FAYETTEVILLE, Ark. — The Native American Agriculture Fund, a funder of Native agriculture and food programming, is now accepting applications for its third annual round of grants.
Up to $15 million in funding will be available for 501(c)(3) nonprofit organizations, educational institutions, community development financial institutions and state and federally recognized tribes.
Recipients can apply the funding for a variety of uses, including business assistance, agricultural education, technical support, advocacy, loan capital, regranting capital, agricultural infrastructure, farmer and rancher training, and climate resilience and conservation, among others.
Maria Givens, public relations and communications coordinator at NAAF, said access to credit and capital was a particular focus for grant applications this year.
“We talk about our evaluation criteria and impacting access to capital is going to be a quarter of evaluation criteria,” Givens said. “How the grants address this can take a million different shapes: loans and re-grants, technical assistance and support, providing financial training and literacy, even working with youth on financial literacy.”
NAAF’s general grant cycle will close on June 1. The organization is accepting youth applications through May 25.
“With our third RFA, we aim to build on the success of our past grantees but also reach new communities to effectuate positive change in Indian Country’s food system,” Janie Hipp (Chickasaw), CEO of the Native American Agriculture Fund, said in a statement.
Hipp is awaiting a confirmation hearing after being nominated by the Biden administration to serve as general counsel to the U.S. Department of Agriculture, as Tribal Business News previously reported.
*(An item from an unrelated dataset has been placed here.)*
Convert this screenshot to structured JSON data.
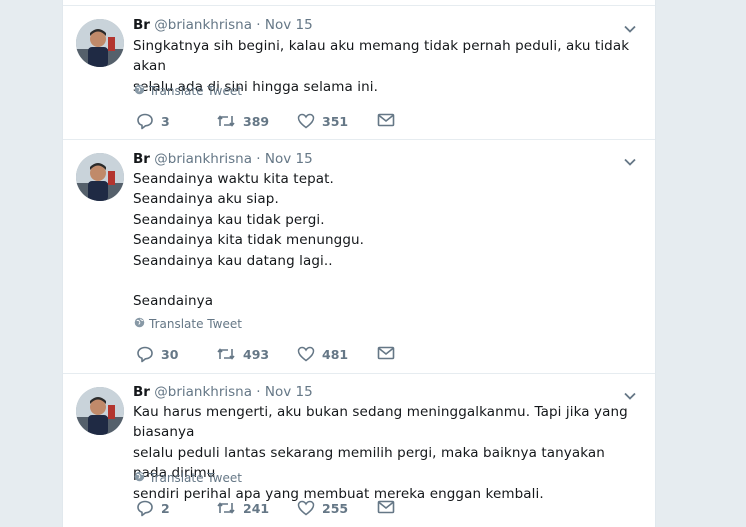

NAAF will host webinars on April 15, April 29, May 13, and May 27 for the general grant applications. A session focused on youth grant applications is scheduled for April 22.
More information on the grants and application process is available at the NAAF website.
Since 2018, the Native American Agriculture Fund has invested $28 million in efforts aimed at improving food systems in Indian Country, according to the organization.
“In 2021, Indian Country is at a critical inflection point for our food systems as we recover and rebuild from COVID-19,” Toni Stanger-Mclaughlin (Colville), director of programs at NAAF, said in a statement. “The promise of self-determination through our food systems is within our grasp and we look forward to funding projects that uplift all of Indian Country, especially our Native farmers and ranchers, with this funding cycle.”